Two researchers in Italy suggest exposure to pesticides and solvents is linked to a higher risk of developing Parkinson’s disease. They came to this conclusion after analyzing over 100 studies from around the world.

Parkinson’s is a progressive degenerative disease that affects a person’s ability to control and coordinate their muscle movement.

What can begin as a tremor in a little finger eventually leads to problems with speech and writing, and one day, inability to walk without help.

This deterioration is caused by the gradual reduction in brain levels of dopamine, a chemical messenger that carries signals to brain regions that control movement and coordination.

Exactly why Parkinson’s develops and how this affects dopamine production and maintenance is not known. But there is increasing evidence of an inherited or genetic component in a small proportion of cases.

One view that is gaining ground is that inflammation likely has a role in the development of Parkinson’s disease.

Dopamine is produced by a special type of brain cell, the dopaminergic neuron.

There is also a suggestion that certain compounds in the environment cause Parkinson’s by selectively destroying dopaminergic neurons.
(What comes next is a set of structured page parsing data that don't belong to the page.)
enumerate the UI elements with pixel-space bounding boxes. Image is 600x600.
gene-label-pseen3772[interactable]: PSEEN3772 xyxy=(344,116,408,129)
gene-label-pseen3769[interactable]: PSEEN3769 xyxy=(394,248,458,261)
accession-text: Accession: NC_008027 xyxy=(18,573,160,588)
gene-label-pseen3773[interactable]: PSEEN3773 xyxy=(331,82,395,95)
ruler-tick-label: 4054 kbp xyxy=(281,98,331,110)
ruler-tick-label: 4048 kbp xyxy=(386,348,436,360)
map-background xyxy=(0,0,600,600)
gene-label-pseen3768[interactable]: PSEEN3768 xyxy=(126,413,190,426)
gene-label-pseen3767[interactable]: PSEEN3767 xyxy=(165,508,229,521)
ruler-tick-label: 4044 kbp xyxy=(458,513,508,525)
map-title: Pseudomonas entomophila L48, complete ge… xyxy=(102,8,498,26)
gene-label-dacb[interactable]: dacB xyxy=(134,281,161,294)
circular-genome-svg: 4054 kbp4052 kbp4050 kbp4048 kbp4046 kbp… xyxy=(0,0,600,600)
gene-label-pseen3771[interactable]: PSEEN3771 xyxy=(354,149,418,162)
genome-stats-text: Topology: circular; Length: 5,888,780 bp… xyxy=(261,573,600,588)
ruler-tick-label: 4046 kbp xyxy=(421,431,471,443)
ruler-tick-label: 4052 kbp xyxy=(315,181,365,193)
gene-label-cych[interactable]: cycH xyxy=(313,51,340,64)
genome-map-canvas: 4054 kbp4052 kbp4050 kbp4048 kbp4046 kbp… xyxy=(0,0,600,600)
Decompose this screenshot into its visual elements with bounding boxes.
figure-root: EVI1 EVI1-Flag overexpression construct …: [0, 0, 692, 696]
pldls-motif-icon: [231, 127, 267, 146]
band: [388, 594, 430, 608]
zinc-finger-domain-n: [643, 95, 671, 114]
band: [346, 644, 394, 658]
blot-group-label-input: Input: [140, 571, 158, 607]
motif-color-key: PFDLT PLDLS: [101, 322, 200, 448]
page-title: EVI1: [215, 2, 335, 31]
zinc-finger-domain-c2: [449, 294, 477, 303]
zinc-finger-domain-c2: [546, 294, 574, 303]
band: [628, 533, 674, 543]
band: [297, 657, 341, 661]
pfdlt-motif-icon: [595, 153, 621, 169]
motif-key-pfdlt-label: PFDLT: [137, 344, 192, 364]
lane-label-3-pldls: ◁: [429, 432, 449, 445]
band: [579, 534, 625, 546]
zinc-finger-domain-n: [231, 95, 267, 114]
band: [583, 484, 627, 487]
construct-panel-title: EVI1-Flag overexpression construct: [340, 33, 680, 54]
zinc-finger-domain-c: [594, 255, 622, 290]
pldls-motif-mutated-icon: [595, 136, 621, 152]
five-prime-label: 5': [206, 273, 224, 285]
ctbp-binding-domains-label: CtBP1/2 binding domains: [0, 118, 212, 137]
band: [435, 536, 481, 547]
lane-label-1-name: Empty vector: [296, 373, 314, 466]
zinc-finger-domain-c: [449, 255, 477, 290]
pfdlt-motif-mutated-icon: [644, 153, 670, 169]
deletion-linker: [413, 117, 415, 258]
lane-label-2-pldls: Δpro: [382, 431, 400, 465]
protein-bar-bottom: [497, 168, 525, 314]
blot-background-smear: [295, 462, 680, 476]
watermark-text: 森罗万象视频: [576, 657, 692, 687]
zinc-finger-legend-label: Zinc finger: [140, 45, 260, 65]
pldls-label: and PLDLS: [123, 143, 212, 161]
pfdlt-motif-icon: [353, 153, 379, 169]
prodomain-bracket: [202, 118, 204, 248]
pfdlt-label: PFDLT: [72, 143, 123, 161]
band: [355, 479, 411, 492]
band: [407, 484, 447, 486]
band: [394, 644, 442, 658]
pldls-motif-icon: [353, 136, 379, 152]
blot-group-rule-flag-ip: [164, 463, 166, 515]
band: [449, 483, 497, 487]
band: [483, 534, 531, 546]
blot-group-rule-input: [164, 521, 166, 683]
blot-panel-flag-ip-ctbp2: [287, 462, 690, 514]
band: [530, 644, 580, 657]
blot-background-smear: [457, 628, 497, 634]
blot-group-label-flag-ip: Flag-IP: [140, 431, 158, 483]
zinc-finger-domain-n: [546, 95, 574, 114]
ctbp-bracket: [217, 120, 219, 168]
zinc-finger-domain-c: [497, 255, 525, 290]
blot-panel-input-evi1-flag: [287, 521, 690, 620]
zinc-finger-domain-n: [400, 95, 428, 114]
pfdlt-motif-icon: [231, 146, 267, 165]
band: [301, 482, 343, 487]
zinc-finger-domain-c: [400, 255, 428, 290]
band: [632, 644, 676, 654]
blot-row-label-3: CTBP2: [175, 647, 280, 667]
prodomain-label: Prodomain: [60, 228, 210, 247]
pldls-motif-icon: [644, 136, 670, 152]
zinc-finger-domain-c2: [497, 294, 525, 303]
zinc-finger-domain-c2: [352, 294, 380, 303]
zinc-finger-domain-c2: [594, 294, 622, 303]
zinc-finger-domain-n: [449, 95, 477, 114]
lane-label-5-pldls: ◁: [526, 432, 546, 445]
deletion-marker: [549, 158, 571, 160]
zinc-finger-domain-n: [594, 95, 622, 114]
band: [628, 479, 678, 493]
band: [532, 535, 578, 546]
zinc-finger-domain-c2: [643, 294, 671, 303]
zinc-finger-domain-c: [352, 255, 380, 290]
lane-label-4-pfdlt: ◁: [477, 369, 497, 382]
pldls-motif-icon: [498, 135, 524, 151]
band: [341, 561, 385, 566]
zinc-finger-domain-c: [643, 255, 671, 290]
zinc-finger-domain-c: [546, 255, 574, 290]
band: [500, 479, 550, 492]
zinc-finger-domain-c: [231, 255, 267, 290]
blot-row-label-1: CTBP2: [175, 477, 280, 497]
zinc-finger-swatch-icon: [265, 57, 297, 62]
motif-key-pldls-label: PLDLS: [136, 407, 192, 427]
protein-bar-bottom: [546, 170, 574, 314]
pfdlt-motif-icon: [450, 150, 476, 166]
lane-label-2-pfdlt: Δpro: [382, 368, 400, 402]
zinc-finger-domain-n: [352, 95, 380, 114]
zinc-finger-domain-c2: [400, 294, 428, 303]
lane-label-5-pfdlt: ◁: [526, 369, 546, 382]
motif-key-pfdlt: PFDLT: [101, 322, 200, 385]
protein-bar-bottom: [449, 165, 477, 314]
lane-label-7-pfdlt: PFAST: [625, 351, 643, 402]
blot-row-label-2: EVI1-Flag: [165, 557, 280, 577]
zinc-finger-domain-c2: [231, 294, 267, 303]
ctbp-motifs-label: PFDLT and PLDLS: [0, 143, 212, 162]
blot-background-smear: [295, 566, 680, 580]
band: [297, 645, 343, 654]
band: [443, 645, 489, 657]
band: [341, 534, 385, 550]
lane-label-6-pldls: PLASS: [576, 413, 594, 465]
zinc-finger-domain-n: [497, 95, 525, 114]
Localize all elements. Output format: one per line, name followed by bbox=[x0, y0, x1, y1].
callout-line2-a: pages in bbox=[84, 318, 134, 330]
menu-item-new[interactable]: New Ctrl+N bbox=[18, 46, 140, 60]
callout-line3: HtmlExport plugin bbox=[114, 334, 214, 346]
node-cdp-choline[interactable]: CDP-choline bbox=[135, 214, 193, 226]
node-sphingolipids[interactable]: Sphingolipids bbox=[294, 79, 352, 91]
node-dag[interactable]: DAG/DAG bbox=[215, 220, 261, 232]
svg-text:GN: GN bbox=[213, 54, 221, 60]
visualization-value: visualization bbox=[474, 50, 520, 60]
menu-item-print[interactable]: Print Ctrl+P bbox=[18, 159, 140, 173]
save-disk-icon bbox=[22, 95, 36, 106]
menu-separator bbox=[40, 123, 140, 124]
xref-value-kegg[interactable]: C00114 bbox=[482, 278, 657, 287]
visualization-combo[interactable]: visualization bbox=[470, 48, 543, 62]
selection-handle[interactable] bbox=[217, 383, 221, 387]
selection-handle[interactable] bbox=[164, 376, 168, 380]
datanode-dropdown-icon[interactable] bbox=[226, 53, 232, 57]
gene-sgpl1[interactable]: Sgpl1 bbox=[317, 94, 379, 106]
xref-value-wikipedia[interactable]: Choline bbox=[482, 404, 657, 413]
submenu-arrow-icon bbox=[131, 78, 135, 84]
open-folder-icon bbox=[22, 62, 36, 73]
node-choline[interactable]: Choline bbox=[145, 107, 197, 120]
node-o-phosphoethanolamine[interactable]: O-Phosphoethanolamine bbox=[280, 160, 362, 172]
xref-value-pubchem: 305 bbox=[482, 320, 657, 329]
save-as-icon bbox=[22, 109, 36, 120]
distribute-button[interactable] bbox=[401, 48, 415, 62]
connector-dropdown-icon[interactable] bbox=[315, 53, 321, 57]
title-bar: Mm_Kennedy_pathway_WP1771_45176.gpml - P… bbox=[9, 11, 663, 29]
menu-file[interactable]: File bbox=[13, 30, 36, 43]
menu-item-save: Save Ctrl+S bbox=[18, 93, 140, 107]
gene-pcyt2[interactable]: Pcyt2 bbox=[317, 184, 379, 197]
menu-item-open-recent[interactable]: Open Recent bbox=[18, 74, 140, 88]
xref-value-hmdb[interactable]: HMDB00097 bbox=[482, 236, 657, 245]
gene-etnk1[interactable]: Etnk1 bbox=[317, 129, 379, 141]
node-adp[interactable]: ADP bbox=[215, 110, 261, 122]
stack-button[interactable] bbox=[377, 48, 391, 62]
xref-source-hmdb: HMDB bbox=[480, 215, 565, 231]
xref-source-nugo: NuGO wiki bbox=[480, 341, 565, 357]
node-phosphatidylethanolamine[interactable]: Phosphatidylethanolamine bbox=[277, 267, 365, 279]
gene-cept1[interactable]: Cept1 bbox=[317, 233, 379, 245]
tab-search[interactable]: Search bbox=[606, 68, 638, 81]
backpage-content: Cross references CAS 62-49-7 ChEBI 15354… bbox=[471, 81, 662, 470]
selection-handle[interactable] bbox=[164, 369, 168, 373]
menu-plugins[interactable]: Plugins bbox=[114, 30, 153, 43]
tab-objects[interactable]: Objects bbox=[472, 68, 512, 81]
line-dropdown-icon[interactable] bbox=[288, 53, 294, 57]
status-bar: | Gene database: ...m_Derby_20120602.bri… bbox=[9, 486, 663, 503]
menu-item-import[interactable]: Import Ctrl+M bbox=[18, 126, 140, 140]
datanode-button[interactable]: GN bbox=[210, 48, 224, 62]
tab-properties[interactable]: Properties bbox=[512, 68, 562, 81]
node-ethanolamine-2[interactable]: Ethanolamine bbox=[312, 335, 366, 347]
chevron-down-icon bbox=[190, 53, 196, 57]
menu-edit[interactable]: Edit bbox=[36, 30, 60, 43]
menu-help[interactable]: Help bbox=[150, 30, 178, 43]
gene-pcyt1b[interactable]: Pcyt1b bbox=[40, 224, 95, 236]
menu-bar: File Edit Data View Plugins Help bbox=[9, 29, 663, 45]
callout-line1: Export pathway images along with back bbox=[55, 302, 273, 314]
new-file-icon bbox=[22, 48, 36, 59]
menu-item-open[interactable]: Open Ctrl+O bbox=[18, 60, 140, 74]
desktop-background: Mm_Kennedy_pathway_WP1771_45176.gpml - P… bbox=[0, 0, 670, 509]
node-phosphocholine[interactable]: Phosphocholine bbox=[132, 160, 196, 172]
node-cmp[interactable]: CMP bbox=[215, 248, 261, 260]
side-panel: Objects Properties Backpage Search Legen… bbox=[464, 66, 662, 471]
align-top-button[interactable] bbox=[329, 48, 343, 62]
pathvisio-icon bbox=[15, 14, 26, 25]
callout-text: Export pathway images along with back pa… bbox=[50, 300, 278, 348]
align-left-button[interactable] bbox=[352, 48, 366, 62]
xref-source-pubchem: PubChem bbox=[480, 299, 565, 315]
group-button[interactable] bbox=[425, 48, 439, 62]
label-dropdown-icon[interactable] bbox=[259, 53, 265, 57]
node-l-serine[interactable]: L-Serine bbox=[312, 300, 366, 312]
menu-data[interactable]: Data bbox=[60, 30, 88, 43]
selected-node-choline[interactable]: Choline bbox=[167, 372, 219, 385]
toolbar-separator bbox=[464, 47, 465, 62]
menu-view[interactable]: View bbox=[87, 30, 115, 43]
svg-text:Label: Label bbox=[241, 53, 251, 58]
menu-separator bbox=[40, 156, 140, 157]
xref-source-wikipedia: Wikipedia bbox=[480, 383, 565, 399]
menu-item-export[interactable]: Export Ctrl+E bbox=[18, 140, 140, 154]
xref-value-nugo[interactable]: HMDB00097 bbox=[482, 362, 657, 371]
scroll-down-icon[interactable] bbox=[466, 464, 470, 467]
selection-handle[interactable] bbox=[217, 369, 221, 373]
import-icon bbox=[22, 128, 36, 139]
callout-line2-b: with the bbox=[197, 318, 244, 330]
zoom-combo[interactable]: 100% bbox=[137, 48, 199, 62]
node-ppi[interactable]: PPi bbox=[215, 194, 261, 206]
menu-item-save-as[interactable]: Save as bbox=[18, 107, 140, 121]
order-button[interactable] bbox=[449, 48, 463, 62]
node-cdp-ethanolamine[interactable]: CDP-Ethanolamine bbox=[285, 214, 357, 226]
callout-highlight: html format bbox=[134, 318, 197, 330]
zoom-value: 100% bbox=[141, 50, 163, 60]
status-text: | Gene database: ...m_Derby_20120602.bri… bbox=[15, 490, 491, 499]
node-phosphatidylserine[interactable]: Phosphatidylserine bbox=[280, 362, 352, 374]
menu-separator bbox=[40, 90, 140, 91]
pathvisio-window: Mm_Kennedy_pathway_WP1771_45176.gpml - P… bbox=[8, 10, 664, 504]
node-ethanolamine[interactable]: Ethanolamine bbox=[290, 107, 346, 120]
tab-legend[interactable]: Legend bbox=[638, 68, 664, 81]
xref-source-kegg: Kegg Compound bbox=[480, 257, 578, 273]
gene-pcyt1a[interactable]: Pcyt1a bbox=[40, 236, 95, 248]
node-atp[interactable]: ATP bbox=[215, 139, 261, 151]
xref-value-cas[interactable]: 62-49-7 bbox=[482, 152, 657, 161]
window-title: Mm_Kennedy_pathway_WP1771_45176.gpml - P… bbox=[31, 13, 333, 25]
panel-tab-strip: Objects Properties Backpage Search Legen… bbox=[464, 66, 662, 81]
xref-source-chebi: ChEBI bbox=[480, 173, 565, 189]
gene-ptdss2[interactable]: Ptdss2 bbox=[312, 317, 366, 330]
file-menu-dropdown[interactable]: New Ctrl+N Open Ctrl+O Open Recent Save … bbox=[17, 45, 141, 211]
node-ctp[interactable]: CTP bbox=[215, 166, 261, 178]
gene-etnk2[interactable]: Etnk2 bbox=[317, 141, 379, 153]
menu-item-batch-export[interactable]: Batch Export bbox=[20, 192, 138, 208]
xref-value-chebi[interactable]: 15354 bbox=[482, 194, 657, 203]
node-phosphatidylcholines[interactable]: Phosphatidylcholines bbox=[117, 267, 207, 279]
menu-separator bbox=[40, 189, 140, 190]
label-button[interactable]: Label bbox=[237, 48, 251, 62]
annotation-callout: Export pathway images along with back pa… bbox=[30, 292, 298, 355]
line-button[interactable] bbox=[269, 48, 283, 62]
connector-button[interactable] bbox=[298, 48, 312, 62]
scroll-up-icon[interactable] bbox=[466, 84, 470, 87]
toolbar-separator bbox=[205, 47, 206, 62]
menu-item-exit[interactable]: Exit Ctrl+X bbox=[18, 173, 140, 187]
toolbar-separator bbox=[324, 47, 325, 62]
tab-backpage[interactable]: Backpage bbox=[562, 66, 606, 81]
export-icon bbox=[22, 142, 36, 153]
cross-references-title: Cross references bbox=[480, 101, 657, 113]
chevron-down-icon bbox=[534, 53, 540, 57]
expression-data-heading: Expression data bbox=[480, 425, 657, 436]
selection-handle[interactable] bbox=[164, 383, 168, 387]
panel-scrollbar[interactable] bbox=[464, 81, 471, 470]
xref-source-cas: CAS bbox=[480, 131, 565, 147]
This latest analysis from Italy appears to add some weight to that view.

Emanuele Cereda from the IRCCS University Hospital San Matteo Foundation in Pavia, and Gianni Pezzoli of the Parkinson Institute – ICP in Milan, write about their findings in the 28 May print issue of the journal Neurology.

For their meta-analysis, a type of study that pools data from several studies of similar design, Cereda and Pezzoli reviewed results of 104 cohort and case-control studies that examined links between exposure to bug, weed, fungus and rodent killers, and solvents, and risk for developing Parkinson’s disease.

The research found that people exposed to bug or weed killers and solvents had an increased risk of developing Parkinson’s disease of between 33 to 80 percent compared to people who were not exposed to them.

And results from high quality case-controlled studies shows that exposure to paraquat (a herbicide) and maneb and mancozeb (fungicides), is tied to around a two-fold increase in risk of developing Parkinson’s.

The analysis also included studies that took into account how close people lived to the site of exposure (for instance urban or rural settings), their jobs, and whether their drinking water came from wells.

In a statement, Cereda says they also found “a link between farming or country living and developing Parkinson’s in some of the studies“.

And while they did not look at whether type of exposure, such as through the skin or inhaled, and type of application, such as spraying or mixing, affects the risk, Cereda says it appears that the risk “increases in a dose response manner as the length of exposure to these chemicals increases”.

The authors call for further prospective and high-quality case-control studies to prove whether these chemicals actually cause the higher risk of Parkinson’s disease.

They suggest these studies should also concentrate on specific chemicals.

Funds from the Grigioni Foundation for Parkinson’s Disease and the IRCCS University Hospital San Matteo Foundation helped finance the analysis.

In another recently published study, neurologists in Calofornia added the pesticide, benomyl, whose toxic effects still linger a decade after being banned by the US Environmental Protection Agency, to the list of pesticides linked to Parkinson’s.